There are several methodological limitations to our study. To begin with, the cross-sectional nature of the present study prevents us from drawing conclusions about causality. Depressive women might be more at risk of smoking and SHS exposure during pregnancy.

Smoking and SHS exposure were assessed based on the participants’ questionnaire responses; data on objective measurements such as salivary, serum, or hair cotinine levels were not available.
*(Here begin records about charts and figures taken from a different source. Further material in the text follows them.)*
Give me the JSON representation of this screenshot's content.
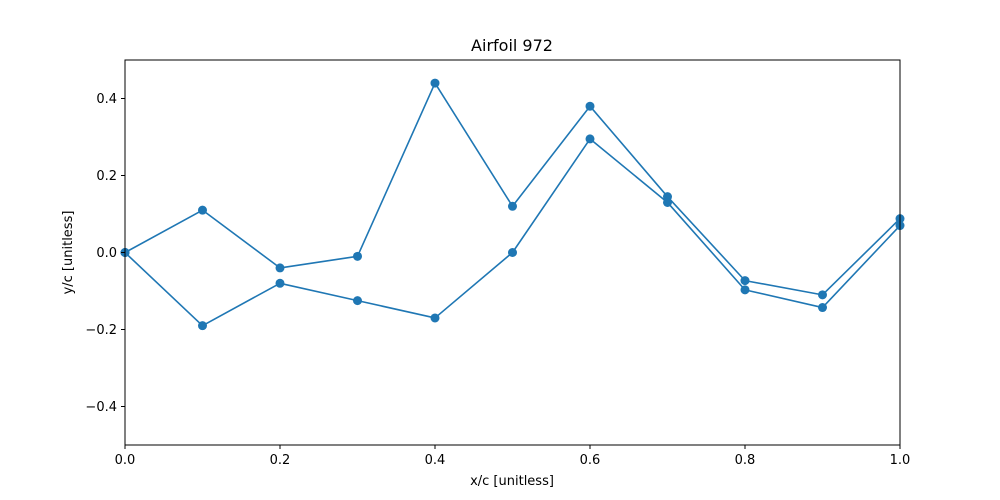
{
  "chart_data": {
    "type": "line",
    "title": "Airfoil 972",
    "xlabel": "x/c [unitless]",
    "ylabel": "y/c [unitless]",
    "xlim": [
      0.0,
      1.0
    ],
    "ylim": [
      -0.5,
      0.5
    ],
    "xticks": [
      0.0,
      0.2,
      0.4,
      0.6,
      0.8,
      1.0
    ],
    "xtick_labels": [
      "0.0",
      "0.2",
      "0.4",
      "0.6",
      "0.8",
      "1.0"
    ],
    "yticks": [
      -0.4,
      -0.2,
      0.0,
      0.2,
      0.4
    ],
    "ytick_labels": [
      "−0.4",
      "−0.2",
      "0.0",
      "0.2",
      "0.4"
    ],
    "grid": false,
    "legend": "none",
    "color": "#1f77b4",
    "series": [
      {
        "x": [
          0.0,
          0.1,
          0.2,
          0.3,
          0.4,
          0.5,
          0.6,
          0.7,
          0.8,
          0.9,
          1.0
        ],
        "values": [
          0.0,
          0.11,
          -0.04,
          -0.01,
          0.44,
          0.12,
          0.38,
          0.145,
          -0.073,
          -0.11,
          0.088
        ]
      },
      {
        "x": [
          0.0,
          0.1,
          0.2,
          0.3,
          0.4,
          0.5,
          0.6,
          0.7,
          0.8,
          0.9,
          1.0
        ],
        "values": [
          0.0,
          -0.19,
          -0.08,
          -0.125,
          -0.17,
          0.0,
          0.295,
          0.13,
          -0.097,
          -0.143,
          0.07
        ]
      }
    ]
  }
}
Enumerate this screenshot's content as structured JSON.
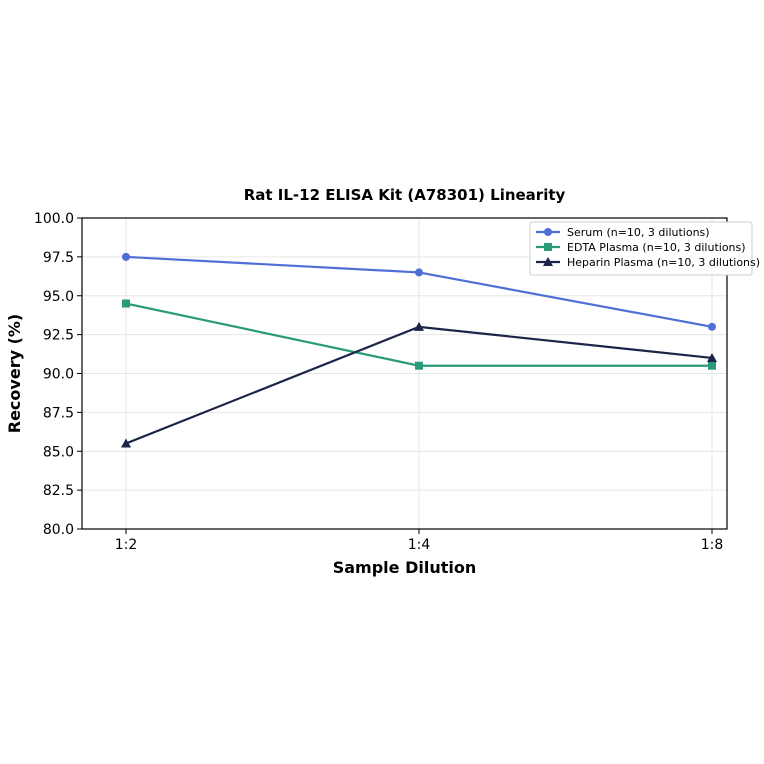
{
  "chart_data": {
    "type": "line",
    "title": "Rat IL-12 ELISA Kit (A78301) Linearity",
    "xlabel": "Sample Dilution",
    "ylabel": "Recovery (%)",
    "categories": [
      "1:2",
      "1:4",
      "1:8"
    ],
    "ylim": [
      80.0,
      100.0
    ],
    "yticks": [
      "80.0",
      "82.5",
      "85.0",
      "87.5",
      "90.0",
      "92.5",
      "95.0",
      "97.5",
      "100.0"
    ],
    "grid": true,
    "legend_position": "top-right",
    "series": [
      {
        "name": "Serum (n=10, 3 dilutions)",
        "values": [
          97.5,
          96.5,
          93.0
        ],
        "color": "#4f6fd6",
        "marker": "circle"
      },
      {
        "name": "EDTA Plasma (n=10, 3 dilutions)",
        "values": [
          94.5,
          90.5,
          90.5
        ],
        "color": "#2a9a7a",
        "marker": "square"
      },
      {
        "name": "Heparin Plasma (n=10, 3 dilutions)",
        "values": [
          85.5,
          93.0,
          91.0
        ],
        "color": "#1b2449",
        "marker": "triangle"
      }
    ]
  }
}
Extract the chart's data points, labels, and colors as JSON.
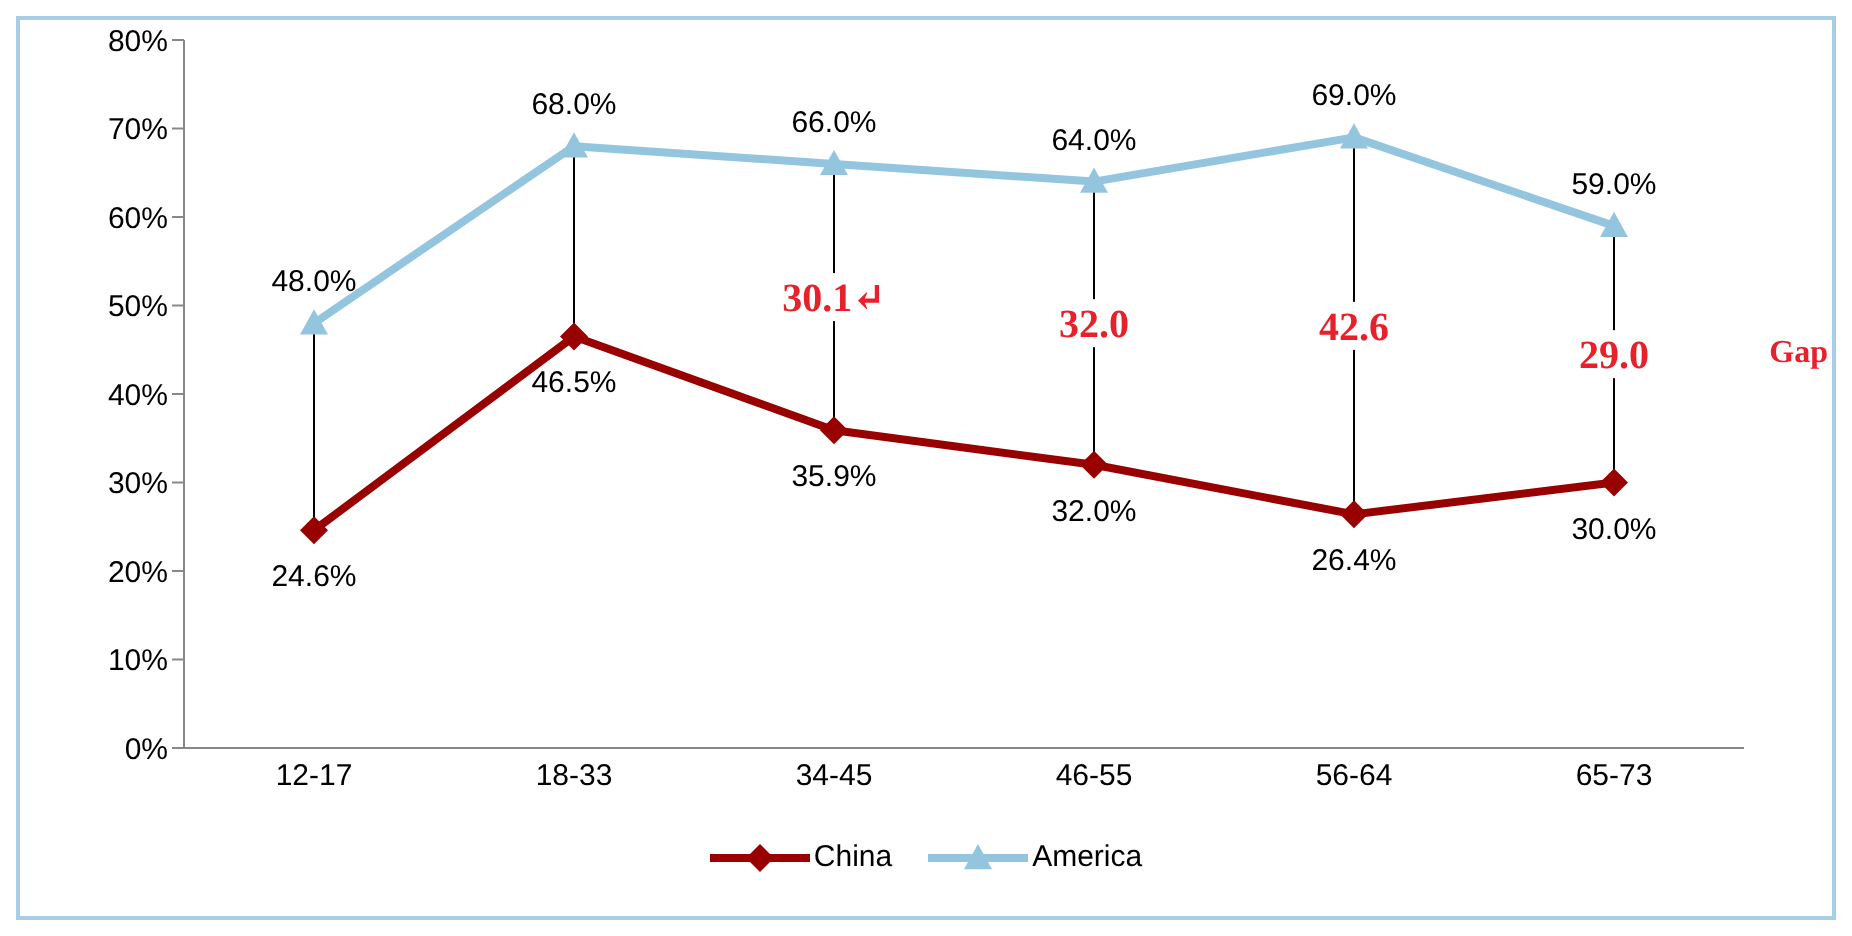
{
  "chart_data": {
    "type": "line",
    "categories": [
      "12-17",
      "18-33",
      "34-45",
      "46-55",
      "56-64",
      "65-73"
    ],
    "series": [
      {
        "name": "China",
        "color": "#990000",
        "marker": "diamond",
        "values": [
          24.6,
          46.5,
          35.9,
          32.0,
          26.4,
          30.0
        ],
        "value_labels": [
          "24.6%",
          "46.5%",
          "35.9%",
          "32.0%",
          "26.4%",
          "30.0%"
        ]
      },
      {
        "name": "America",
        "color": "#93c6de",
        "marker": "triangle",
        "values": [
          48.0,
          68.0,
          66.0,
          64.0,
          69.0,
          59.0
        ],
        "value_labels": [
          "48.0%",
          "68.0%",
          "66.0%",
          "64.0%",
          "69.0%",
          "59.0%"
        ]
      }
    ],
    "ylim": [
      0,
      80
    ],
    "yticks": [
      {
        "value": 0,
        "label": "0%"
      },
      {
        "value": 10,
        "label": "10%"
      },
      {
        "value": 20,
        "label": "20%"
      },
      {
        "value": 30,
        "label": "30%"
      },
      {
        "value": 40,
        "label": "40%"
      },
      {
        "value": 50,
        "label": "50%"
      },
      {
        "value": 60,
        "label": "60%"
      },
      {
        "value": 70,
        "label": "70%"
      },
      {
        "value": 80,
        "label": "80%"
      }
    ],
    "annotations": [
      "30.1↵",
      "32.0",
      "42.6",
      "29.0",
      "Gap"
    ],
    "grid": false,
    "legend": "bottom",
    "line_style": "solid"
  }
}
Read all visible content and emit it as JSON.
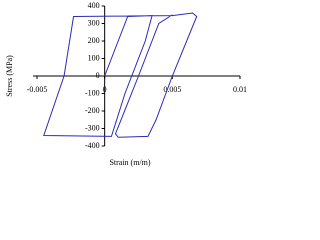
{
  "chart_data": {
    "type": "line",
    "x_label": "Strain (m/m)",
    "y_label": "Stress (MPa)",
    "xlim": [
      -0.005,
      0.01
    ],
    "ylim": [
      -400,
      400
    ],
    "xticks": [
      -0.005,
      0,
      0.005,
      0.01
    ],
    "yticks": [
      -400,
      -300,
      -200,
      -100,
      0,
      100,
      200,
      300,
      400
    ],
    "series": [
      {
        "color": "#2b2bb8",
        "x": [
          0,
          0.0017,
          0.0035,
          0.003,
          0.0015,
          0.0005,
          -0.0045,
          -0.003,
          -0.0023,
          0.005,
          0.0065,
          0.0068,
          0.005,
          0.0038,
          0.0032,
          0.001,
          0.0008,
          0.0025,
          0.004,
          0.005
        ],
        "values": [
          0,
          340,
          345,
          200,
          -100,
          -345,
          -340,
          0,
          340,
          345,
          360,
          340,
          0,
          -250,
          -345,
          -350,
          -330,
          0,
          300,
          350
        ]
      }
    ]
  }
}
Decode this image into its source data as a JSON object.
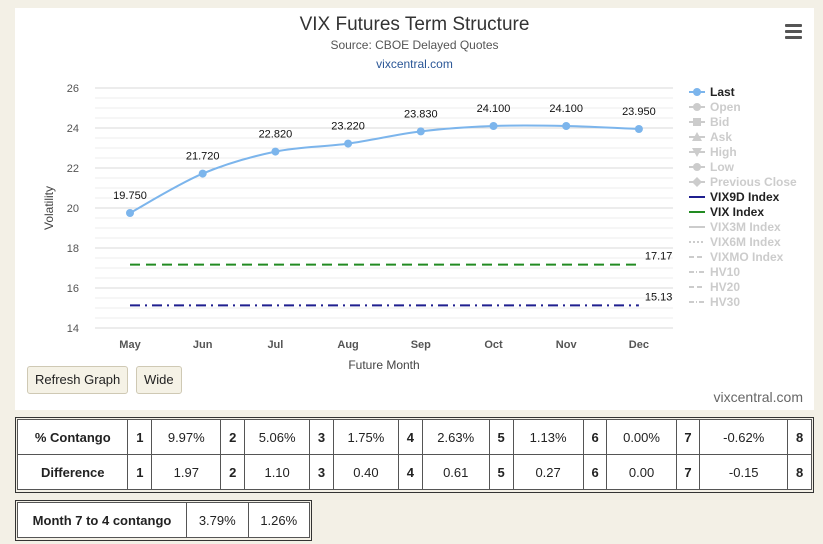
{
  "header": {
    "title": "VIX Futures Term Structure",
    "subtitle": "Source: CBOE Delayed Quotes",
    "link": "vixcentral.com"
  },
  "buttons": {
    "refresh": "Refresh Graph",
    "wide": "Wide"
  },
  "credit": "vixcentral.com",
  "chart_data": {
    "type": "line",
    "categories": [
      "May",
      "Jun",
      "Jul",
      "Aug",
      "Sep",
      "Oct",
      "Nov",
      "Dec"
    ],
    "xlabel": "Future Month",
    "ylabel": "Volatility",
    "ylim": [
      14,
      26
    ],
    "yticks": [
      14,
      16,
      18,
      20,
      22,
      24,
      26
    ],
    "series": [
      {
        "name": "Last",
        "values": [
          19.75,
          21.72,
          22.82,
          23.22,
          23.83,
          24.1,
          24.1,
          23.95
        ],
        "labels": [
          "19.750",
          "21.720",
          "22.820",
          "23.220",
          "23.830",
          "24.100",
          "24.100",
          "23.950"
        ],
        "color": "#7cb5ec",
        "style": "solid-markers"
      },
      {
        "name": "VIX9D Index",
        "values": [
          15.13,
          15.13,
          15.13,
          15.13,
          15.13,
          15.13,
          15.13,
          15.13
        ],
        "end_label": "15.13",
        "color": "#1f1f8f",
        "style": "dash-dot"
      },
      {
        "name": "VIX Index",
        "values": [
          17.17,
          17.17,
          17.17,
          17.17,
          17.17,
          17.17,
          17.17,
          17.17
        ],
        "end_label": "17.17",
        "color": "#228B22",
        "style": "dashed"
      }
    ],
    "legend": {
      "placement": "right",
      "items": [
        {
          "name": "Last",
          "active": true,
          "symbol": "circle",
          "color": "#7cb5ec"
        },
        {
          "name": "Open",
          "active": false,
          "symbol": "circle"
        },
        {
          "name": "Bid",
          "active": false,
          "symbol": "square"
        },
        {
          "name": "Ask",
          "active": false,
          "symbol": "triangle-up"
        },
        {
          "name": "High",
          "active": false,
          "symbol": "triangle-down"
        },
        {
          "name": "Low",
          "active": false,
          "symbol": "circle"
        },
        {
          "name": "Previous Close",
          "active": false,
          "symbol": "diamond"
        },
        {
          "name": "VIX9D Index",
          "active": true,
          "symbol": "line",
          "color": "#1f1f8f"
        },
        {
          "name": "VIX Index",
          "active": true,
          "symbol": "line",
          "color": "#228B22"
        },
        {
          "name": "VIX3M Index",
          "active": false,
          "symbol": "line"
        },
        {
          "name": "VIX6M Index",
          "active": false,
          "symbol": "dotted"
        },
        {
          "name": "VIXMO Index",
          "active": false,
          "symbol": "dashed"
        },
        {
          "name": "HV10",
          "active": false,
          "symbol": "dash-dot"
        },
        {
          "name": "HV20",
          "active": false,
          "symbol": "dashed"
        },
        {
          "name": "HV30",
          "active": false,
          "symbol": "dash-dot"
        }
      ]
    }
  },
  "contango_table": {
    "rows": [
      {
        "label": "% Contango",
        "cells": [
          "1",
          "9.97%",
          "2",
          "5.06%",
          "3",
          "1.75%",
          "4",
          "2.63%",
          "5",
          "1.13%",
          "6",
          "0.00%",
          "7",
          "-0.62%",
          "8"
        ]
      },
      {
        "label": "Difference",
        "cells": [
          "1",
          "1.97",
          "2",
          "1.10",
          "3",
          "0.40",
          "4",
          "0.61",
          "5",
          "0.27",
          "6",
          "0.00",
          "7",
          "-0.15",
          "8"
        ]
      }
    ]
  },
  "month_table": {
    "label": "Month 7 to 4 contango",
    "values": [
      "3.79%",
      "1.26%"
    ]
  }
}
Some pregnant women might have deliberately concealed their smoking habits in order to give a socially desirable response. Data on the number of cigarettes involved in SHS exposure were not available. The consequence of non-differential exposure misclassification would bias the estimates of the association between exposure and outcome towards the null.

Depressive symptoms were assessed using the CES-D scale rather than structured diagnostic interviews. The CES-D includes questions on physical symptoms such as fatigue and physical discomfort, which are also typical complaints of pregnancy; the consequence of this symptom overlap could have been an overestimation of depression. The prevalence of depressive symptoms in the present study was, however, lower than that in a representative sample of the Japanese general population: the prevalence of depressive symptoms (CES-D score of ≥16) was 30.7% in 2315 women aged 30–39 years [29]. Moreover, our study subjects took part in the baseline survey at various points between the 5th and 39th week of pregnancy: 594 (34.0%), 1005 (57.6%), and 146 (8.4%) participants completed the baseline survey in the first (≤ 15 weeks’ gestation), second (16–27 weeks’ gestation), and third (≥ 28 weeks’ gestation) trimesters, respectively. Therefore, it is difficult to accurately estimate the incidence and prevalence of depressive symptoms during pregnancy. The possibility of non-differential outcome misclassification would have been an underestimation of values in our results. The results of a sensitivity analysis restricted to 1005 pregnant women who completed the baseline survey in the second trimester were similar to those in the overall analysis: the adjusted OR was 2.37 (95% CI: 1.002–5.25) for current smoking, 1.98 (95% CI: 1.03–3.68, P for trend = 0.03) for 8.0 or more pack-years of smoking, 1.44 (95% CI: 0.81–2.61) for SHS exposure at home, and 2.23 (95% CI: 1.08–4.52) for SHS exposure at work; data on 683 women who had never smoked were used in the analyses regarding SHS exposure.

We could not calculate the participation rate because we do not have exact figures for the number of pregnant women who were provided with a set of leaflets explaining the KOMCHS, an application form, and a self-addressed and stamped return envelope by the 423 collaborating obstetric hospitals. We were not able to assess the differences between participants and non-participants because information on personal characteristics such as age, socioeconomic status, and history of depression was not available for non-participants. Our subjects were probably not representative of Japanese women in the general population, however. For example, a population census conducted in 2000 in Fukuoka Prefecture found that the percentages of women aged 30 to 34 years with <13, 13–14, ≥ 15, and an unknown number of years of education were 52.0%, 31.5%, 11.8%, and 4.8%, respectively [30]. The corresponding figures for this study were 24.6%, 33.0%, 42.4%, and 0.0%, respectively. Thus, our study subjects were more educated and probably more aware of health topics than women in the general population.

Although adjustment was made for several confounding factors, residual confounding effects could not be ruled out.

Conclusions

The present cross-sectional study in Japan showed that former and current smoking, 3.0 or more pack-years of smoking, and SHS exposure at home were independently associated with a higher prevalence of depressive symptoms during pregnancy. Further evidence from prospective cohort studies with a more precise assessment of smoking, SHS exposure, and depressive symptoms is required to draw a conclusion as to whether smoking and SHS exposure are risk factors for depressive symptoms during pregnancy.